Réalité et prospective
Un des paradoxes de la vie actuelle observés par les sociologues est que généralement la durée du travail se réduit tandis que le temps passé sur le chemin du travail s’accroît. Telle est la réalité quotidienne vécue par ces innombrables contemporains qui « font la navette ». Dans l’avenir, si on en croit Louis Armand, les perspectives en matière de transport se grefferont sur le développement des télécommunications. M. Dupont ne devra plus se rendre à son bureau quotidiennement : de chez lui, il communiquera directement avec ses collaborateurs qui, comme lui peut-être, demeureront chez eux. M. Van Stappen, sans quitter Anvers, grâce au visiophone tiendra une conférence de travail avec ses associés de Kinshasa, New-York et Tokyo. Dans le même sens, dans un rapport publié par la Rand Corporation, Herbert Goldhammer étudie l’impact de la nouvelle technologie de la communication sur la société dans les quinze années à venir. Selon lui, Mrs Smith ne devra plus se déplacer pour faire ses courses : de sa cuisine, équipée d’un terminal d’ordinateur, elle passera sa commande au supermarché. Quant à Smith junior, il n’encombrera plus les transports en commun, matin et soir, pour se rendre à l’école : il recevra à domicile les cours télé-informatisés, grâce à la télévision et à la banque des connaissances scolaires et universitaires. Ainsi se mêlent les réalités du quotidien et les perspectives d’un futur qui a déjà commencé.
On n’en est pas encore là
En attendant, le IIIe Plan s’inquiète notamment d’améliorer la communicabilité et la mobilité des personnes entre Anvers et Gand et le long du sillon Mons - Liège. Cette dernière amélioration devrait faire sauter les cloisonnements des marchés régionaux du travail jalonnant le sillon wallon. « Concrètement, notait, à ce propos en 1970, le Centre d’étude du Développement régional de l’Université de Louvain, il faudrait : réduire la durée du trajet à une heure maximum entre les points terminaux du sillon ; augmenter la fréquence des départs le long du sillon ; assurer le matin et le soir, la convergence intérieure et extérieure des communications avec le sillon ». Les deux premiers objectifs nécessitent une infrastructure nouvelle.
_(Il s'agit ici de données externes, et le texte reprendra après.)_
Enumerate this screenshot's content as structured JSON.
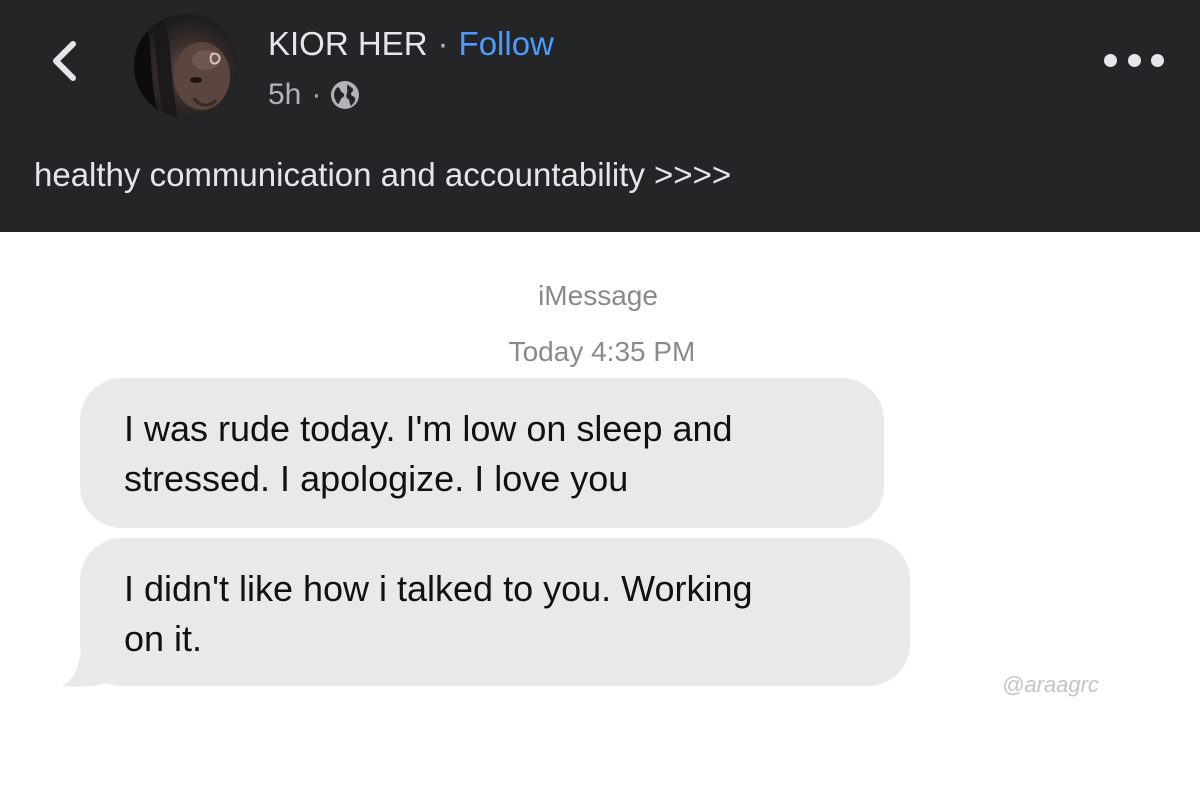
{
  "post": {
    "author": "KIOR HER",
    "separator": "·",
    "follow_label": "Follow",
    "time": "5h",
    "meta_separator": "·",
    "privacy_icon": "globe-icon",
    "caption": "healthy communication and accountability >>>>"
  },
  "screenshot": {
    "service": "iMessage",
    "timestamp": "Today 4:35 PM",
    "messages": [
      {
        "line1": "I was rude today. I'm low on sleep and",
        "line2": "stressed. I apologize. I love you"
      },
      {
        "line1": "I didn't like how i talked to you. Working",
        "line2": "on it."
      }
    ],
    "watermark": "@araagrc"
  },
  "colors": {
    "header_bg": "#242526",
    "follow": "#4e9bff",
    "bubble_bg": "#e9e9eb"
  }
}
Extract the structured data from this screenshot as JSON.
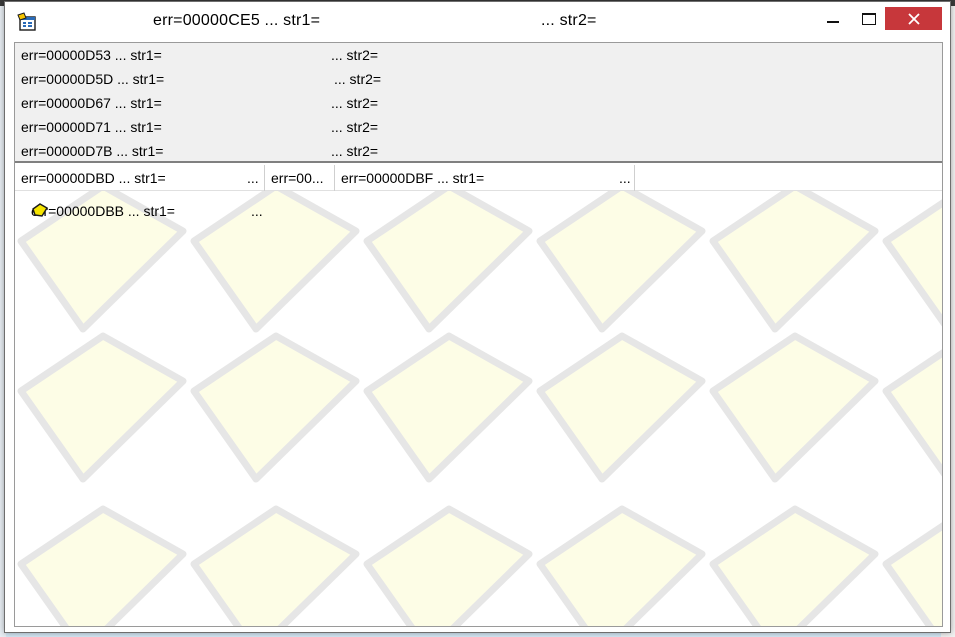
{
  "window": {
    "title_left": "err=00000CE5 ... str1=",
    "title_right": "... str2="
  },
  "error_list": [
    {
      "left": "err=00000D53 ... str1=",
      "right": "... str2="
    },
    {
      "left": "err=00000D5D ... str1=",
      "right": "... str2="
    },
    {
      "left": "err=00000D67 ... str1=",
      "right": "... str2="
    },
    {
      "left": "err=00000D71 ... str1=",
      "right": "... str2="
    },
    {
      "left": "err=00000D7B ... str1=",
      "right": "... str2="
    }
  ],
  "tabs": [
    {
      "label": "err=00000DBD ... str1=",
      "ellipsis": "..."
    },
    {
      "label": "err=00...",
      "ellipsis": ""
    },
    {
      "label": "err=00000DBF ... str1=",
      "ellipsis": "..."
    }
  ],
  "tree_node": {
    "label": "err=00000DBB ... str1=",
    "ellipsis": "...",
    "icon": "yellow-diamond-icon"
  },
  "icons": {
    "app": "app-window-icon",
    "minimize": "minimize-icon",
    "maximize": "maximize-icon",
    "close": "close-icon"
  },
  "colors": {
    "close_button": "#c7373b",
    "list_background": "#f0f0f0",
    "tile_fill": "#fdfde6",
    "tile_stroke": "#e6e6e6",
    "node_icon_fill": "#f5e400"
  }
}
Le Bureau du Plan en parle et propose la création d’« un nouveau moyen de transport ultrarapide ». Il ne précise pas autrement ce que devrait être ce moyen, mais, comme l’autoroute de Wallonie existe déjà en puissance, comme les transports aériens sur de si courtes distances sont exclus, on pense, en se souvenant du plan décennal de la SNCB, à une ligne à grande vitesse (250-300 km/h) reliant Bruxelles à Lille et à un prolongement vers l’Allemagne passant au nord de Liège. Ce réseau « TGV » pourrait comprendre des échangeurs de trafic, assurant le raccord avec les autres lignes et permettant ainsi d’accélérer certaines relations « intervilles » belges. Le réseau « TGV » trouverait d’autre part sa place dans le « plan directeur européen d’infrastructure » (assez analogue au plan des autoroutes E), dont l’UlC vient d’entamer l’étude.